Response: The formula used to calculate flexural strength of a specimen tested by using thethree-point bending test setup, which can be seen in Figure 4, does not have a component related to the inherent properties of the material tested. Thickness of the coated specimens, the only parameter that could change due to coating, was controlled by using a digital caliper and calculation of those specimens were made accordingly. This is now mentioned in subheading “2.3. Microhardness and 3-point flexural strength tests”. However, no furtherrevisions were made.

4. No photo of the bending experimental setup was included. Why?

Response: Three-point bending test is a well-documented method to evaluate the flexural strength of bar-shaped specimens. In addition, the authors think that the schematic design of the test setup illustrated in Figure 4 clearly describes the test. Therefore, no revisions were made.

5. Was any post-experiment analysis conducted?
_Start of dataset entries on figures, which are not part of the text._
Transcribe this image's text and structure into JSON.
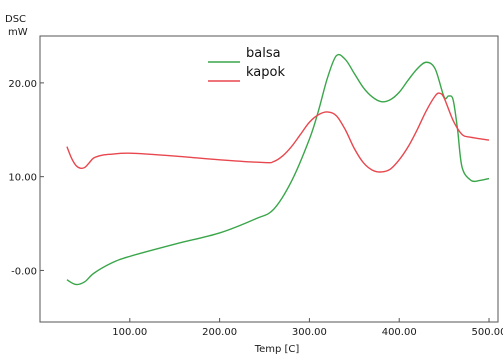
{
  "chart_data": {
    "type": "line",
    "title": "",
    "ylabel_top": "DSC",
    "ylabel_unit": "mW",
    "xlabel": "Temp [C]",
    "xlim": [
      0,
      510
    ],
    "ylim": [
      -5.5,
      25
    ],
    "x_ticks": [
      100,
      200,
      300,
      400,
      500
    ],
    "x_tick_labels": [
      "100.00",
      "200.00",
      "300.00",
      "400.00",
      "500.00"
    ],
    "y_ticks": [
      0,
      10,
      20
    ],
    "y_tick_labels": [
      "-0.00",
      "10.00",
      "20.00"
    ],
    "grid": false,
    "legend_position": "top-center",
    "series": [
      {
        "name": "balsa",
        "color": "#3aa64a",
        "x": [
          30,
          40,
          50,
          60,
          80,
          100,
          150,
          200,
          240,
          260,
          280,
          300,
          310,
          320,
          330,
          340,
          350,
          360,
          370,
          380,
          390,
          400,
          410,
          420,
          430,
          440,
          450,
          455,
          460,
          465,
          470,
          480,
          490,
          500
        ],
        "y": [
          -1.0,
          -1.5,
          -1.2,
          -0.3,
          0.8,
          1.5,
          2.8,
          4.0,
          5.5,
          6.5,
          9.5,
          14.0,
          17.0,
          20.5,
          22.9,
          22.5,
          21.0,
          19.5,
          18.5,
          18.0,
          18.2,
          19.0,
          20.3,
          21.5,
          22.2,
          21.5,
          18.5,
          18.6,
          18.2,
          15.0,
          11.0,
          9.6,
          9.6,
          9.8
        ]
      },
      {
        "name": "kapok",
        "color": "#e8474e",
        "x": [
          30,
          35,
          40,
          45,
          50,
          55,
          60,
          70,
          80,
          100,
          150,
          200,
          250,
          260,
          270,
          280,
          290,
          300,
          310,
          320,
          330,
          340,
          350,
          360,
          370,
          380,
          390,
          400,
          410,
          420,
          430,
          440,
          445,
          450,
          460,
          470,
          480,
          500
        ],
        "y": [
          13.2,
          12.0,
          11.2,
          10.9,
          11.0,
          11.5,
          12.0,
          12.3,
          12.4,
          12.5,
          12.2,
          11.8,
          11.5,
          11.6,
          12.2,
          13.2,
          14.5,
          15.8,
          16.6,
          16.9,
          16.5,
          15.0,
          13.0,
          11.5,
          10.7,
          10.5,
          10.8,
          11.8,
          13.2,
          15.0,
          17.0,
          18.6,
          18.9,
          18.4,
          16.0,
          14.5,
          14.2,
          13.9
        ]
      }
    ]
  }
}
It would be useful to provide assessment of the area where the load was applied

Response: Absence of a qualitative post-experimental analysis is a limitation of the present study, which is now highlighted in the final paragraph of Discussion, which reads “…In addition, no qualitative fractographic analysis was performed after the 3-point bending test and elaborating the fracture pattern of the specimens may broaden the effect of SnO2-graphene coating on heat-polymerized PMMA.”

Round 2

Reviewer 3 Report

I am unconvinced by the response you provided especially to #3. As a result, I am not convinced that the current quality of the work reaches the level of publishing in a technical journal.